O atual campeão tem uma vantagem cômoda de 46 pontos em relação ao seu mais próximo desafiante, o italiano Valentino Rossi. Nas nove etapas já realizadas o espanhol venceu 5, chegou em segundo em duas e não pontuou em outras duas. O italiano ainda não obteve vitórias e esteve no pódio em 5 oportunidades, só não marcou pontos ao se envolver com Márquez e cair na Argentina.

Este ano a chamada “Temporada Maluca”, a formação do grid para a próxima temporada foi antecipada. Praticamente todas as equipes já firmaram contratos com seus pilotos para 2019. Os fatos mais significativos foram o anúncio da aposentadoria de Dani Pedrosa e a mudança de Jorge Lorenzo, que finalmente voltou a vencer, para a equipe oficial da Honda.

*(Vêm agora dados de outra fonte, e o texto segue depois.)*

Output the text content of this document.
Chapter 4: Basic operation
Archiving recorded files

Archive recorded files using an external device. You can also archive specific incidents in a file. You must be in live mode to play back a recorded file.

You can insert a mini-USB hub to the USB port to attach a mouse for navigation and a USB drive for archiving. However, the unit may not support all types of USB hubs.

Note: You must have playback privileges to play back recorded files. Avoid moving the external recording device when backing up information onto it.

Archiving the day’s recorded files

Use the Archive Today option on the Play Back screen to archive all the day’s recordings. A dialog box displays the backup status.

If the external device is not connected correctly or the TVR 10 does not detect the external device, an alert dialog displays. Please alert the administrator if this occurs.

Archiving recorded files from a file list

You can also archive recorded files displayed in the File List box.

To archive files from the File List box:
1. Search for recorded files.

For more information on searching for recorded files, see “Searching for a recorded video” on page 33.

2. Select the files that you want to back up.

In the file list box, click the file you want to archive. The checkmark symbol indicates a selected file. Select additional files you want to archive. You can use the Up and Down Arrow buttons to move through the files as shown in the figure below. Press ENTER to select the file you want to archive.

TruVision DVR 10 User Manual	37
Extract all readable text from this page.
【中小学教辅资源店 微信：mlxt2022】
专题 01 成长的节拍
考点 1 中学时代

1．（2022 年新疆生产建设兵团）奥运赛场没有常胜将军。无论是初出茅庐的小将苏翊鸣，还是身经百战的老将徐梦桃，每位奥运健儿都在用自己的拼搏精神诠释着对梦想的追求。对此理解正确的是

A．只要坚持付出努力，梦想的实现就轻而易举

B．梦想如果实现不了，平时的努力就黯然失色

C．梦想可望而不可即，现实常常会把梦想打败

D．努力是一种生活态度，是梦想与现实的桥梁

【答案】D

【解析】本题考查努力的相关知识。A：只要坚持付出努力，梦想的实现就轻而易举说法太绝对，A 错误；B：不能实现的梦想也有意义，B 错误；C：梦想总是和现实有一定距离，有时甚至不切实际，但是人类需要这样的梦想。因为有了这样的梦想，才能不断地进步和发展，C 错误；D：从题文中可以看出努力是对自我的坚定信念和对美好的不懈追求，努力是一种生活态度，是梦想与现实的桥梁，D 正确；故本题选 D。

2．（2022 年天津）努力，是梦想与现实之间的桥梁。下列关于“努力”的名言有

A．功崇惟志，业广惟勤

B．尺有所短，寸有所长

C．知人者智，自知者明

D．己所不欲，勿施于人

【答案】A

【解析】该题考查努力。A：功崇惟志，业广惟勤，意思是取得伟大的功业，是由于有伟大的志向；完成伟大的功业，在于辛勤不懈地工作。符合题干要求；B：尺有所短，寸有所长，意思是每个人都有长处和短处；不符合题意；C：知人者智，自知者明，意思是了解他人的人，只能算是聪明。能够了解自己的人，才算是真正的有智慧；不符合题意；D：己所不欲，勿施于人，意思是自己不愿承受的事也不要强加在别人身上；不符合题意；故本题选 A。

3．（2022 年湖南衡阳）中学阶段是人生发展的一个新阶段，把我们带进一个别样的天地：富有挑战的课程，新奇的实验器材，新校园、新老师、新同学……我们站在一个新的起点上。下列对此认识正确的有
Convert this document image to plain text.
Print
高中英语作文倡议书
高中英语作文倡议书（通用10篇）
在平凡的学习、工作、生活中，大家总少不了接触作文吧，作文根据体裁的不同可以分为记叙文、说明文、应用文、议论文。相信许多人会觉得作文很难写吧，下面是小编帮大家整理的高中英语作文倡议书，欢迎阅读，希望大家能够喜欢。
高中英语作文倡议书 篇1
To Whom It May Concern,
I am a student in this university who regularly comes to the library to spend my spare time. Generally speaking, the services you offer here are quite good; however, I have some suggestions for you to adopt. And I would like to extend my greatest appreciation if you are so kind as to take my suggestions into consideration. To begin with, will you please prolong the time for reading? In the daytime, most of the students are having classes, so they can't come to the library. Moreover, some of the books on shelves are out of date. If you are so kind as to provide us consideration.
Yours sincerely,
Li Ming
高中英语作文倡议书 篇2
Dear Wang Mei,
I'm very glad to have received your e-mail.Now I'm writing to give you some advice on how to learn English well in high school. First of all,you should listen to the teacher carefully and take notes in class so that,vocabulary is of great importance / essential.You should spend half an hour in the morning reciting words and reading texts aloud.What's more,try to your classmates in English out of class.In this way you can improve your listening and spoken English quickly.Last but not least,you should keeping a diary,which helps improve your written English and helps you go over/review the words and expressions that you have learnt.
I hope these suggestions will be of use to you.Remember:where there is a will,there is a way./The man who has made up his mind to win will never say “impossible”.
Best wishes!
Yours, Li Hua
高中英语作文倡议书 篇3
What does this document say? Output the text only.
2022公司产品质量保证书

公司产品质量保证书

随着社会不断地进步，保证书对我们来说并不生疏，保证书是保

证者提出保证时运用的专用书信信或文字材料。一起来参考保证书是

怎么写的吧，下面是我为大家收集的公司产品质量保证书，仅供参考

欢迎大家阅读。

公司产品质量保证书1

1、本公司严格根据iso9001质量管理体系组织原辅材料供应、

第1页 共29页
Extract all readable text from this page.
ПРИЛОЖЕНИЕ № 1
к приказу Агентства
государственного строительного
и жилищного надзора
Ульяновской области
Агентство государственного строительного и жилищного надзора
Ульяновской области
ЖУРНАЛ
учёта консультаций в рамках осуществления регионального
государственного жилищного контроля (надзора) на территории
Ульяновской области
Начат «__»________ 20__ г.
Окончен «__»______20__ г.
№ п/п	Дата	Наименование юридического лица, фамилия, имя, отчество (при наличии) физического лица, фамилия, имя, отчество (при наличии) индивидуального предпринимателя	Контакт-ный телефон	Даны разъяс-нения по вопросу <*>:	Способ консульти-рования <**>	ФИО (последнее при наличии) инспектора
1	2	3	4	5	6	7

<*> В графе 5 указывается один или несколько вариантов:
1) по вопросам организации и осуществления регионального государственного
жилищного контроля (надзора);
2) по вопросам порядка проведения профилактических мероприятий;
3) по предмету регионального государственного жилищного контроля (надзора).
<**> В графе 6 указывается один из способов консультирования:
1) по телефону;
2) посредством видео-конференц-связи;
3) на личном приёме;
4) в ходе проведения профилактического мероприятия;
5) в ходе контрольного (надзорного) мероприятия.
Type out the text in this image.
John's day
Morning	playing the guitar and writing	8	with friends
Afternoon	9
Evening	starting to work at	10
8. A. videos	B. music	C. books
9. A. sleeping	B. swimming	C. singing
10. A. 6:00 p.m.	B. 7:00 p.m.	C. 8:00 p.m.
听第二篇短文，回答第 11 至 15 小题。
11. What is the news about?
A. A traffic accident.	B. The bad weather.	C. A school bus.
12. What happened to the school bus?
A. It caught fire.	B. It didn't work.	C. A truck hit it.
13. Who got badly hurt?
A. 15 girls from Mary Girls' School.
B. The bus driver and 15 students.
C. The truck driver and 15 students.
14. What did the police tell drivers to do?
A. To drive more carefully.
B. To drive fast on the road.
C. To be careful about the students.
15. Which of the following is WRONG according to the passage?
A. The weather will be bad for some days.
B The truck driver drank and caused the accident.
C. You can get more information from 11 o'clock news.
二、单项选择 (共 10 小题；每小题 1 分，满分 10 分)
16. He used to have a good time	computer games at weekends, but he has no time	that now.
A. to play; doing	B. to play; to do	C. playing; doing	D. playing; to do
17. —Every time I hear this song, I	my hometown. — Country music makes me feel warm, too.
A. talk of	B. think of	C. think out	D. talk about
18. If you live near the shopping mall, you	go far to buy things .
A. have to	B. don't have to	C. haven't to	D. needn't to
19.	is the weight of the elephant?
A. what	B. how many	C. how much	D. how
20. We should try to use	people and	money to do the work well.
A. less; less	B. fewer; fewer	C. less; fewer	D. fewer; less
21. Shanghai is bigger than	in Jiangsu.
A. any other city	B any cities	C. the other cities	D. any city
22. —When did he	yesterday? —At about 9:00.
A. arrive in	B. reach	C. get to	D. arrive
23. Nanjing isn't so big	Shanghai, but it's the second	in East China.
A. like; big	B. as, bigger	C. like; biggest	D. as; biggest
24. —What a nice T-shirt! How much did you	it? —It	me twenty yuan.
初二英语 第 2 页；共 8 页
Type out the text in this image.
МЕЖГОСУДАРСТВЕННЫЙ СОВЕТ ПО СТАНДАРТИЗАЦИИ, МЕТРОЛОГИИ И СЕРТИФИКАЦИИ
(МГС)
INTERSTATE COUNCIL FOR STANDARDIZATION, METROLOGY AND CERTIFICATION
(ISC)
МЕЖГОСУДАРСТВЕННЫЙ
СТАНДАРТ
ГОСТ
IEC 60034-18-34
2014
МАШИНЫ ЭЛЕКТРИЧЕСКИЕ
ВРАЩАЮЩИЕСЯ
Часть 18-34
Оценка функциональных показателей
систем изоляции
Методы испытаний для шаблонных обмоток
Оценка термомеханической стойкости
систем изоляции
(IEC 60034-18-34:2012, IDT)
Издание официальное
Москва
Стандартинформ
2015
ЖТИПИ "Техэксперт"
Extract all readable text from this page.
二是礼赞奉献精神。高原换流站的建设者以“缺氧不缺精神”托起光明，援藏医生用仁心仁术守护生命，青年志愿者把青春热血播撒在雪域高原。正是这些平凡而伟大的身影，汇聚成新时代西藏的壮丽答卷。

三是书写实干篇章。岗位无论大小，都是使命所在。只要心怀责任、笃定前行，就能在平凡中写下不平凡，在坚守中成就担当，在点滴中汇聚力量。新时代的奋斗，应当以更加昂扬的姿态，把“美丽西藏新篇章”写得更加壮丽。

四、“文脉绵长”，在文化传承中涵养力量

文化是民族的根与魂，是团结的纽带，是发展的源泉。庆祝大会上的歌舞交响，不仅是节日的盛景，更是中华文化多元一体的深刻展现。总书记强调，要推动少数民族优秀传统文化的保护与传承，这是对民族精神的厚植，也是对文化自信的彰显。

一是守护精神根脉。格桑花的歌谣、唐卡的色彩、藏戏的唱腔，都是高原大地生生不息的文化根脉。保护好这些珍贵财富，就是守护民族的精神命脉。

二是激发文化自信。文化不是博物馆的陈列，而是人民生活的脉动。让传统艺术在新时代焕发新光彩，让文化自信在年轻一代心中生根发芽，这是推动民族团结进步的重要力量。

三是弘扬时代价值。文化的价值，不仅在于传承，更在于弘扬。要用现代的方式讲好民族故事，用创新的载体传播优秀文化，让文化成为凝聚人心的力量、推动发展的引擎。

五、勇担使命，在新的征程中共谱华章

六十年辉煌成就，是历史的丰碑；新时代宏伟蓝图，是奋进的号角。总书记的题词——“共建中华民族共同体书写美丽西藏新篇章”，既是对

Os tempos obtidos na formação do grid em todas as provas estão muito próximos, só 174 milésimos de segundo separaram o pole do 5º colocado em Sachsenring, o que indica que os fabricantes estão disponibilizando para os pilotos equipamentos com desempenho muito próximo. Entre os dez primeiros colocados no campeonato até agora estão 4 Ducati (Dovizioso, Lorenzo, Petrucci e Jack Miller), três Yamaha (Rossi, Vinales e Zarco), duas Honda (Márquez e Crutchlow) e uma Suzuki (Iannone). Os irmãos Espargaró comparecem como os mais bem colocados dos dois outros fabricantes, Pol com a KTM em 14º e Aleix a Aprilia em 18º.

A explicação simplista de que a atual vantagem de Márquez no mundial se deve à superioridade do equipamento Honda não encontra apoio nos registros oficiais. A fábrica fornece protótipos para seis pilotos e o mais próximo do espanhol na pontuação do campeonato é o britânico Cal Crutchlow, que venceu na Argentina e contabiliza menos da metade dos pontos do colega.